Nor is the agency alone. A bipartisan Senate bill sponsored by Sens. Susan Collins (R-Maine) and Claire McCaskill (D-Mo.), the Increasing Competition in Pharmaceuticals Act (S. 2615), was introduced at the beginning of this month with the aim of reducing the backlog of ANDAs—and in particular drugs with only one manufacturer. Under the law such applications would receive action within 150 days, and there is a voucher system to provide further incentives for manufacturers to compete on old, potentially low-margin drugs.
But let's be realistic. While Shkreli is the easy-to-hate face of pharmaceutical price gouging, he's hardly the biggest problem, and it's not clear how much FDA's first step will really move the needle for, say, the next Valeant .
While Shkreli and Turing were engaged in price-gouging, plain and simple, Valeant has allegedly been engaging in something much more complex—price-gouging through an intermediary mail-order pharmacy (Philidor) that could help force excessive price hikes down insurers' otherwise unwilling throats. (If you missed this January article from New York Magazine, by the way, it's well worth a read). The prescription for that problem is considerably more difficult than simply encouraging more competition on old, off-patent drugs. It calls into question the entire reimbursement structure behind the pharma industry.
The main problem with Valeant wasn't that it was engaged in the kind of massive criminal fraud that short-seller Andrew Left first alleged. (There may have been some criminal activity, too, but that—if true—is almost beside the point when it comes to Valeant's broader impact on the industry). No, the main problem is that what Valeant was doing was (at least in large part) legal. It's just an extreme version of how the entire industry has evolved over the years, with no limits on the list price of drugs, no relationship between those list prices and what insurers actually pay, and no transparency that could help doctors, patients, or even payers detect more quickly when something shady is happening.
I know, I know: Valeant isn't biotech. But tell that to the investing public, who are fleeing the sector in part because they know that government action, if and when it comes, could be sweeping and indiscriminant.
The industry's best short-term strategy is to embrace FDA's latest proposal—and/or McCaskill and Collins' bill—wholeheartedly. It is literally just about the smallest and least disruptive change that could come to drug pricing. But lawmakers may be increasingly interested in looking to add transparency to drug pricing at the Federal level. President Obama has already made such a proposal in his 2017 budget, and at least 11 states are considering "transparency" measures aimed at forcing companies to divulge various information about what goes into pricing. (Interestingly, however, the California bill that kicked off state-level efforts to force disclosure of R&D costs and other data was withdrawn by its sponsor for lack of support back in January). Still, at least at the state levels, most of these efforts have received bipartisan support.
Many of these bills are misguided, because they are looking for "transparency" in the wrong place—namely, the cost of R&D, which is only tangentially connected to what companies ultimately charge for approved products. But the idea of making the entire system more transparent—and thus act more like a market—is a good one.
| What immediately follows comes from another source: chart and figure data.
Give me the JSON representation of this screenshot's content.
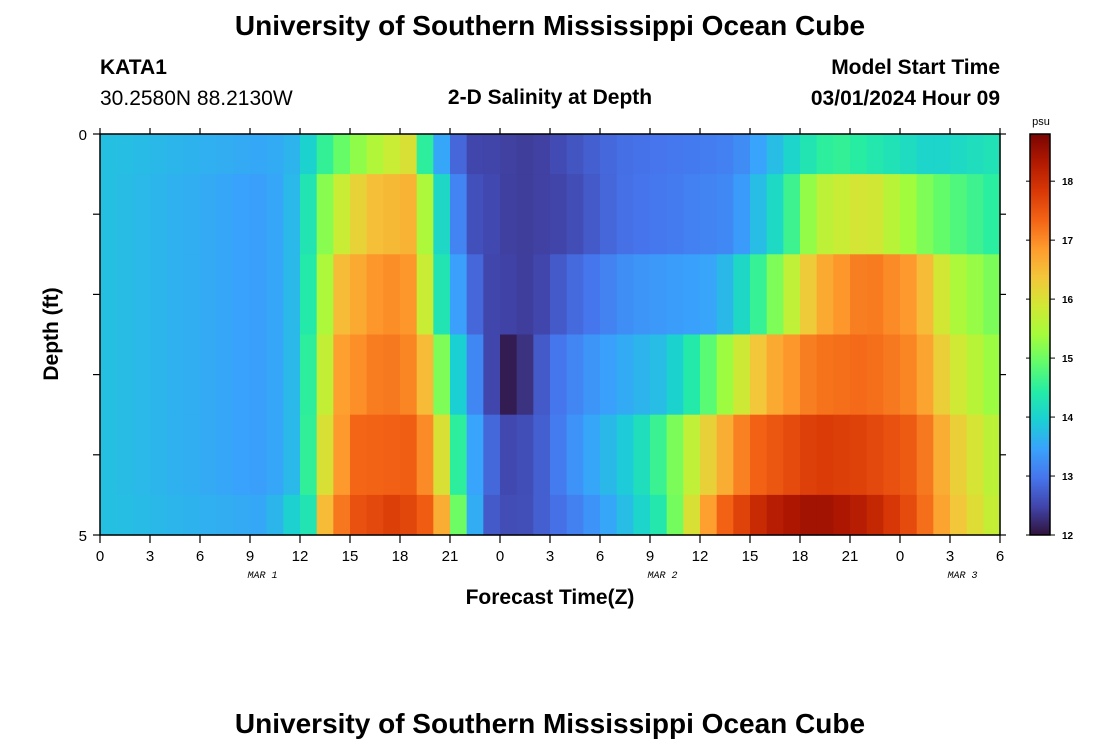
{
  "header": {
    "title": "University of Southern Mississippi Ocean Cube",
    "station": "KATA1",
    "coords": "30.2580N  88.2130W",
    "plot_title": "2-D Salinity at Depth",
    "model_start_label": "Model Start Time",
    "model_start_value": "03/01/2024 Hour 09"
  },
  "footer": {
    "title": "University of Southern Mississippi Ocean Cube"
  },
  "colors": {
    "colormap": [
      "#30123b",
      "#4145ab",
      "#4675ed",
      "#39a2fc",
      "#1bcfd4",
      "#24eca6",
      "#61fc6c",
      "#a4fc3b",
      "#d1e834",
      "#f3c63a",
      "#fe9b2d",
      "#f36315",
      "#d93806",
      "#b11901",
      "#7a0403"
    ]
  },
  "chart_data": {
    "type": "heatmap",
    "title": "2-D Salinity at Depth",
    "xlabel": "Forecast Time(Z)",
    "ylabel": "Depth (ft)",
    "ylim": [
      0,
      5
    ],
    "y_tick_labels": [
      "0",
      "5"
    ],
    "x_tick_labels": [
      "0",
      "3",
      "6",
      "9",
      "12",
      "15",
      "18",
      "21",
      "0",
      "3",
      "6",
      "9",
      "12",
      "15",
      "18",
      "21",
      "0",
      "3",
      "6"
    ],
    "date_labels": [
      {
        "label": "MAR 1",
        "hour": 13
      },
      {
        "label": "MAR 2",
        "hour": 45
      },
      {
        "label": "MAR 3",
        "hour": 69
      }
    ],
    "xlim_hours": [
      0,
      54
    ],
    "colorbar": {
      "unit": "psu",
      "vmin": 12,
      "vmax": 18.8,
      "tick_labels": [
        "12",
        "13",
        "14",
        "15",
        "16",
        "17",
        "18"
      ]
    },
    "depth_rows": [
      {
        "depth_range": [
          0,
          0.5
        ],
        "keyframes": [
          [
            0,
            13.8
          ],
          [
            10,
            13.5
          ],
          [
            12,
            13.7
          ],
          [
            13,
            14.3
          ],
          [
            14,
            14.8
          ],
          [
            17,
            15.7
          ],
          [
            18.5,
            16.0
          ],
          [
            19.5,
            14.5
          ],
          [
            21,
            13.0
          ],
          [
            22.5,
            12.5
          ],
          [
            26,
            12.4
          ],
          [
            28,
            12.6
          ],
          [
            31,
            12.9
          ],
          [
            38,
            13.1
          ],
          [
            40,
            13.6
          ],
          [
            42,
            14.2
          ],
          [
            44,
            14.6
          ],
          [
            47,
            14.3
          ],
          [
            50,
            14.0
          ],
          [
            54,
            14.3
          ]
        ]
      },
      {
        "depth_range": [
          0.5,
          1.5
        ],
        "keyframes": [
          [
            0,
            13.8
          ],
          [
            10,
            13.4
          ],
          [
            12,
            13.8
          ],
          [
            13,
            14.8
          ],
          [
            14,
            15.6
          ],
          [
            16,
            16.4
          ],
          [
            18.5,
            16.6
          ],
          [
            19.5,
            15.5
          ],
          [
            21,
            13.4
          ],
          [
            22.5,
            12.6
          ],
          [
            25,
            12.4
          ],
          [
            28,
            12.5
          ],
          [
            31,
            12.9
          ],
          [
            38,
            13.2
          ],
          [
            41,
            14.3
          ],
          [
            43,
            15.6
          ],
          [
            46,
            16.0
          ],
          [
            48,
            15.5
          ],
          [
            50,
            15.0
          ],
          [
            54,
            14.4
          ]
        ]
      },
      {
        "depth_range": [
          1.5,
          2.5
        ],
        "keyframes": [
          [
            0,
            13.8
          ],
          [
            10,
            13.4
          ],
          [
            12,
            13.8
          ],
          [
            13,
            15.0
          ],
          [
            14.5,
            16.5
          ],
          [
            17,
            17.0
          ],
          [
            18.5,
            16.9
          ],
          [
            19.5,
            15.8
          ],
          [
            20.5,
            14.3
          ],
          [
            22,
            13.0
          ],
          [
            23.5,
            12.5
          ],
          [
            26,
            12.4
          ],
          [
            28,
            12.8
          ],
          [
            32,
            13.3
          ],
          [
            37,
            13.5
          ],
          [
            39,
            14.3
          ],
          [
            41,
            15.4
          ],
          [
            43,
            16.6
          ],
          [
            46,
            17.2
          ],
          [
            49,
            16.8
          ],
          [
            51,
            15.6
          ],
          [
            54,
            15.0
          ]
        ]
      },
      {
        "depth_range": [
          2.5,
          3.5
        ],
        "keyframes": [
          [
            0,
            13.8
          ],
          [
            10,
            13.4
          ],
          [
            12,
            13.8
          ],
          [
            13,
            15.2
          ],
          [
            14.5,
            16.8
          ],
          [
            17,
            17.2
          ],
          [
            19,
            17.0
          ],
          [
            20,
            16.0
          ],
          [
            20.8,
            14.6
          ],
          [
            22,
            13.5
          ],
          [
            23.5,
            12.5
          ],
          [
            24.5,
            12.1
          ],
          [
            25.5,
            12.3
          ],
          [
            27,
            12.9
          ],
          [
            30,
            13.4
          ],
          [
            34,
            13.8
          ],
          [
            36,
            14.6
          ],
          [
            38,
            15.6
          ],
          [
            40,
            16.6
          ],
          [
            43,
            17.2
          ],
          [
            46,
            17.3
          ],
          [
            49,
            17.0
          ],
          [
            51,
            16.0
          ],
          [
            54,
            15.2
          ]
        ]
      },
      {
        "depth_range": [
          3.5,
          4.5
        ],
        "keyframes": [
          [
            0,
            13.8
          ],
          [
            10,
            13.4
          ],
          [
            12,
            13.8
          ],
          [
            13.5,
            16.0
          ],
          [
            15,
            17.3
          ],
          [
            18.5,
            17.4
          ],
          [
            20,
            16.8
          ],
          [
            21,
            15.2
          ],
          [
            22,
            13.8
          ],
          [
            24,
            12.5
          ],
          [
            26,
            12.6
          ],
          [
            28,
            13.2
          ],
          [
            32,
            14.0
          ],
          [
            34,
            14.8
          ],
          [
            36,
            16.0
          ],
          [
            39,
            17.3
          ],
          [
            43,
            17.8
          ],
          [
            46,
            17.7
          ],
          [
            49,
            17.4
          ],
          [
            51,
            16.4
          ],
          [
            54,
            15.5
          ]
        ]
      },
      {
        "depth_range": [
          4.5,
          5.0
        ],
        "keyframes": [
          [
            0,
            13.8
          ],
          [
            10,
            13.5
          ],
          [
            12.5,
            14.3
          ],
          [
            13.5,
            16.5
          ],
          [
            15,
            17.5
          ],
          [
            18,
            17.8
          ],
          [
            20,
            17.3
          ],
          [
            21,
            16.0
          ],
          [
            22,
            14.0
          ],
          [
            23.5,
            12.7
          ],
          [
            25,
            12.5
          ],
          [
            28,
            13.0
          ],
          [
            31,
            13.6
          ],
          [
            34,
            14.5
          ],
          [
            35,
            15.6
          ],
          [
            37,
            17.2
          ],
          [
            40,
            18.2
          ],
          [
            43,
            18.5
          ],
          [
            46,
            18.2
          ],
          [
            49,
            17.5
          ],
          [
            51,
            16.5
          ],
          [
            54,
            15.6
          ]
        ]
      }
    ]
  }
}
Interestingly, the main lobbying arm of the industry, the Pharmaceutical Research and Manufacturers of America (PhRMA) , has recently switched from its traditional insistence that pricing is driven by the high cost of R&D to saying it is really all about competition and how beneficial drugs are.
The last part of this new formulation may turn out to be a Kinsley gaffe—when a politician accidentally speaks the truth. Ultimately, we're heading toward some combination of more open markets and value-based pricing. Drugs should be able to command sky-high price tags if they're worth it. Determining that, however, will require not only additional research (on things like cost-effectiveness and quality of life) but better clinical trial design to begin with. Don't hold your breath on that happening right away, but instead of eventually being dragged kicking and screaming, industry should be looking at how we can create a better system that improves on what they have over in Europe.